Precedential opinions:  8

Non-precedential opinions:  8 

Rule 36:  12

Longest pending case from argument:  Free Stream Media Corp. v. Alphonso Inc., No. 19-1506) (251 days)

Shortest pending case from argument (non-Rule 36): New Vision Gaming v. SG Gaming, Inc., No. 20-1399 (34 days)

Case of the week:  New Vision Gaming & Development, Inc. v. SG Gaming, Inc. Nos. 20-1399 & 20-1400 

Panel:  Judges Newman, Moore, and Taranto, with Judge Moore writing the majority opinion and Judge Newman concurring in part and dissenting in part

You should read this case if:  you have an Arthrex challenge not raised before the agency or you have an IPR or CBM with a forum-selection clause issue

The majority opinion in our case of the week is just one paragraph long.  But this short precedential decision packs a punch, resolving one important issue and implicating several more.

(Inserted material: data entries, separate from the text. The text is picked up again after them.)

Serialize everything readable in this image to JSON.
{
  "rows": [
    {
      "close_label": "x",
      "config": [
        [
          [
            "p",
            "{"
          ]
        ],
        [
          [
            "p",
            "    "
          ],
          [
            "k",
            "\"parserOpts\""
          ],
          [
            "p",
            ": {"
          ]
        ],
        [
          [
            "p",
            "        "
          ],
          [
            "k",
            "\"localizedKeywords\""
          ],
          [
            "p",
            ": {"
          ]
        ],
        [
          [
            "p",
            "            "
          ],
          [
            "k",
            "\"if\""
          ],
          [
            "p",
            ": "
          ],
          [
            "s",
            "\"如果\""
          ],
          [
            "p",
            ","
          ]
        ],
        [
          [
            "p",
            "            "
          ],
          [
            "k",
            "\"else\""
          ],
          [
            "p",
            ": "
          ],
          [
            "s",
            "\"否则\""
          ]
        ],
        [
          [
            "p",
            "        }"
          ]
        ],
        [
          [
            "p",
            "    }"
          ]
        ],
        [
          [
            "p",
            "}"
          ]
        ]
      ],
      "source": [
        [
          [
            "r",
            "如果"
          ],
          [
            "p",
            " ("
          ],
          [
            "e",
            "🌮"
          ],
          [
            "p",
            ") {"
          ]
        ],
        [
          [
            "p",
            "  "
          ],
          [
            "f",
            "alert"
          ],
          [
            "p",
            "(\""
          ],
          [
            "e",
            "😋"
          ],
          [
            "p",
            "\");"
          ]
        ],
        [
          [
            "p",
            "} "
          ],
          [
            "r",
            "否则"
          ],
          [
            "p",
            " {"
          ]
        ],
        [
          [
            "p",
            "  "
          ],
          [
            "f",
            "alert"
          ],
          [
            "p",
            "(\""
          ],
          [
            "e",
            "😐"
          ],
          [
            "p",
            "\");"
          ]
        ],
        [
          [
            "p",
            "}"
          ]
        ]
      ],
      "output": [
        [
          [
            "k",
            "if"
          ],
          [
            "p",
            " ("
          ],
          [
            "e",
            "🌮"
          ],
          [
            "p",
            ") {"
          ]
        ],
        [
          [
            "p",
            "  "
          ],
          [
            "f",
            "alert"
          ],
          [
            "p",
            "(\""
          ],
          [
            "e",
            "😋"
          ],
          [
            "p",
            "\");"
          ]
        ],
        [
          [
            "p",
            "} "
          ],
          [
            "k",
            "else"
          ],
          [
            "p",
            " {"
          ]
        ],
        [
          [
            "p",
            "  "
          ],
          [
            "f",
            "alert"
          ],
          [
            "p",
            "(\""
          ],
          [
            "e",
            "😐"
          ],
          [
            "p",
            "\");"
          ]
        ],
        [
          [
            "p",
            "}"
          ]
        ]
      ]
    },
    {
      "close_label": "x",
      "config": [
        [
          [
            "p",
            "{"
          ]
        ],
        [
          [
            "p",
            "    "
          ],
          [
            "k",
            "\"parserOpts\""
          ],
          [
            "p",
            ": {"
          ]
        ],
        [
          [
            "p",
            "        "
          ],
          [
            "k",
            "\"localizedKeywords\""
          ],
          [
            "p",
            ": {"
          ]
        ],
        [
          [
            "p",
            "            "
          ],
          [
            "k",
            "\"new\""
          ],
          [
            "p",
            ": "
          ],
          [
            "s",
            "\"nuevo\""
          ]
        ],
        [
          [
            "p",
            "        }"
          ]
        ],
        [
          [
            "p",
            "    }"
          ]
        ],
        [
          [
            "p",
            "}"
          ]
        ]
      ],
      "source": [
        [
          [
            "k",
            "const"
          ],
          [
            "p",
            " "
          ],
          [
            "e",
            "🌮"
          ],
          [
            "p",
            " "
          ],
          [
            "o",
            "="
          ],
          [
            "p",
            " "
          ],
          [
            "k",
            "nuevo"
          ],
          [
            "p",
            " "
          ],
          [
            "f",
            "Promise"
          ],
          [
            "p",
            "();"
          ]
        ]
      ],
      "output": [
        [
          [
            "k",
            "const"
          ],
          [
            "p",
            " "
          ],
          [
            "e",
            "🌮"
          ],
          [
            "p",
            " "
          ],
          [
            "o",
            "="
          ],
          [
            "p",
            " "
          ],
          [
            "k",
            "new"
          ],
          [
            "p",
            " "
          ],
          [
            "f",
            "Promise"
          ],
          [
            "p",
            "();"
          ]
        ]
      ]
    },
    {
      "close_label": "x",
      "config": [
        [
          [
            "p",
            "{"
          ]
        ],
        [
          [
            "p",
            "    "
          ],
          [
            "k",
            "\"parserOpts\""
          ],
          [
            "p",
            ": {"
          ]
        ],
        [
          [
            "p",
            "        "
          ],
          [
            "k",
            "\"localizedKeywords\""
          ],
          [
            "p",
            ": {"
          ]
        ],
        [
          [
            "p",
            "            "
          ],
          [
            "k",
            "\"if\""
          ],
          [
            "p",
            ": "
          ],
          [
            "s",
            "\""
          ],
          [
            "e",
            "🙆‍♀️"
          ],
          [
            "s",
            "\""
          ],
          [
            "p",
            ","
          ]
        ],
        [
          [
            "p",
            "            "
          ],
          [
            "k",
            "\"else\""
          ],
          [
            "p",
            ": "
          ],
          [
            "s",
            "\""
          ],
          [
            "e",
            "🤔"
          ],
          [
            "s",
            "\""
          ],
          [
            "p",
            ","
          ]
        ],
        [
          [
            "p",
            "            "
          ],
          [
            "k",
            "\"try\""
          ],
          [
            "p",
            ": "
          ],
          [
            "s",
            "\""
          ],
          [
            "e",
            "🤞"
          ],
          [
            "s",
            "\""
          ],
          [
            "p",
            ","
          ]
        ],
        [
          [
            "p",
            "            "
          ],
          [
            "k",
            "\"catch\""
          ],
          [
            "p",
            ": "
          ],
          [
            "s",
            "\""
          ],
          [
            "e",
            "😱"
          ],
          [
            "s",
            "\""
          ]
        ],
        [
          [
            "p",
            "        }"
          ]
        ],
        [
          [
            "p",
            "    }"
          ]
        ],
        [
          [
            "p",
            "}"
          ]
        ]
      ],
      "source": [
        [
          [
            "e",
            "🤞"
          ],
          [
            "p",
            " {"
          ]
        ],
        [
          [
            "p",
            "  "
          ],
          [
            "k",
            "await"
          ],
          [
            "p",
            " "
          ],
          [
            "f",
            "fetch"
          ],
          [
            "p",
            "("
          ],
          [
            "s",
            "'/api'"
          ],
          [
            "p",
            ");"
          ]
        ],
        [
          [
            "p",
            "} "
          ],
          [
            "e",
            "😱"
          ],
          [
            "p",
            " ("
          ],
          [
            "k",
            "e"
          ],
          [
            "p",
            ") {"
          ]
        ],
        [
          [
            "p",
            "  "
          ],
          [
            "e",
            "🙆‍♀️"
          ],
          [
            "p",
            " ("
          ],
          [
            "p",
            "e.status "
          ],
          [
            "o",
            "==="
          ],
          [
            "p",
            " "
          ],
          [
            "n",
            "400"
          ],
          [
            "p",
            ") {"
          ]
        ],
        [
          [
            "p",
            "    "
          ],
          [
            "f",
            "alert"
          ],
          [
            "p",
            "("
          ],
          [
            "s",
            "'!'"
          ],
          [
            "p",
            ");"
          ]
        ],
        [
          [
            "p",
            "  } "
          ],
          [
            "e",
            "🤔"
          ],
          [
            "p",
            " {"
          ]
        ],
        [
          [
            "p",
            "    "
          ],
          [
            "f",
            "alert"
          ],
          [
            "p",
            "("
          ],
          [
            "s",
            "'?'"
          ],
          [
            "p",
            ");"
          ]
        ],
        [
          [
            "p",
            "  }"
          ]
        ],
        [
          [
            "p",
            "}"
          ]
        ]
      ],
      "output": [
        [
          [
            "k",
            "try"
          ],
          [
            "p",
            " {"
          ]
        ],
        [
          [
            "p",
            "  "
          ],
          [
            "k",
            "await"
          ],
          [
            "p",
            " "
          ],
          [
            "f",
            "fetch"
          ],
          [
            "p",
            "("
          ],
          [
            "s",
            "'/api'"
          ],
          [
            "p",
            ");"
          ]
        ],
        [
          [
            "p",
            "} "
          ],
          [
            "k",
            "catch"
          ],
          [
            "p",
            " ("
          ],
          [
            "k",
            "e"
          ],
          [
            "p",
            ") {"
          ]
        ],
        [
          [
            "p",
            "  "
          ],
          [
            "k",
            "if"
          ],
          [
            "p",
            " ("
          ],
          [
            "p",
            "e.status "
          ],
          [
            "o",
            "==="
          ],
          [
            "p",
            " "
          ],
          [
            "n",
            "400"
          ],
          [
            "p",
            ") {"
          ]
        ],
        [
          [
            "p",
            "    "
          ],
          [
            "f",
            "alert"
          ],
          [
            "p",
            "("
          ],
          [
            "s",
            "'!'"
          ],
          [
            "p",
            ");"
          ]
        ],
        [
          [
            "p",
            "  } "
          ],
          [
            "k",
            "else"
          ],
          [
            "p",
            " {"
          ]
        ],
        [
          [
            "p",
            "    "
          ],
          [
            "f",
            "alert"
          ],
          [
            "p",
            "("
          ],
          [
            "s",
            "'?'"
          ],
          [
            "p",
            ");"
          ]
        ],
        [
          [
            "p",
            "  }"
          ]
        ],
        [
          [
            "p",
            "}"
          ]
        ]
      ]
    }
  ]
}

The issue the Court resolved concerns Arthrex.  The appellant here challenged the Board’s decision in a CBM review on Arthrex grounds, but did so for the first time on appeal.  Was the Arthrex challenge waived?  No, the Court held, not where the Board’s decision and the Board rehearing petition both came before the decision in Arthrex issued.  The Court noted that it had previously reached that conclusion in a non-precedential order, but now with this decision, the Court has made that holding precedential.

As we’ve observed before, the Court has continued to apply its decision in Arthrex in some cases while the case is under review at the Supreme Court.  Add this case to the list:  the Court vacated and remanded on Arthrex grounds.

The majority stopped there, but Judge Newman did not.  Her separate opinion concurred on the Arthrex issue but dissented from the majority’s decision not to reach other issues in the case.  

One of those issues concerns a contractual forum-selection clause.  Years ago, the parties here entered a patent licensing agreement, which included a clause providing that disputes would be resolved in state or federal court in Nevada.  Does that clause bar the PTAB from conducting CBM review of the patent licensed in that agreement?  The Board answered “no,” reasoning that no “contractual estoppel defense” appears expressly in any statute or rule governing the Board.  But Judge Newman cited precedent generally requiring enforcement of forum-selection clauses.  And she noted a non-precedential Federal Circuit decision indicating that petitioning for PTAB review could violate a forum-selection clause.  While Judge Newman’s opinion did not ultimately state a firm answer to the question, she argued that the Court should have resolved the question before sending the case back to the PTAB.

She thought the same about a related question the Court declined to reach:  Is the Board’s decision not to enforce a forum-selection clause appealable?  Both SG Gaming (which prevailed before the Board) and the PTO (as intervenor) argued that this issue falls within the judicial-review bar in 35 U.S.C. § 324(e).  That provision for CBM review—like the judicial-review bar for IPRs, 35 U.S.C. § 314(d)—makes the “determination by the Director whether to institute” review “final and nonappealable.”  According to SG Gaming and the PTO, the decision to conduct review despite a forum-selection clause is a decision whether to institute review, and therefore nonappealable.  But Judge Newman disagreed, arguing that the “rejection of the parties’ choice of forum is indeed subject to judicial review” because that decision concerns the Board’s “conduct” of review rather than its institution of review. 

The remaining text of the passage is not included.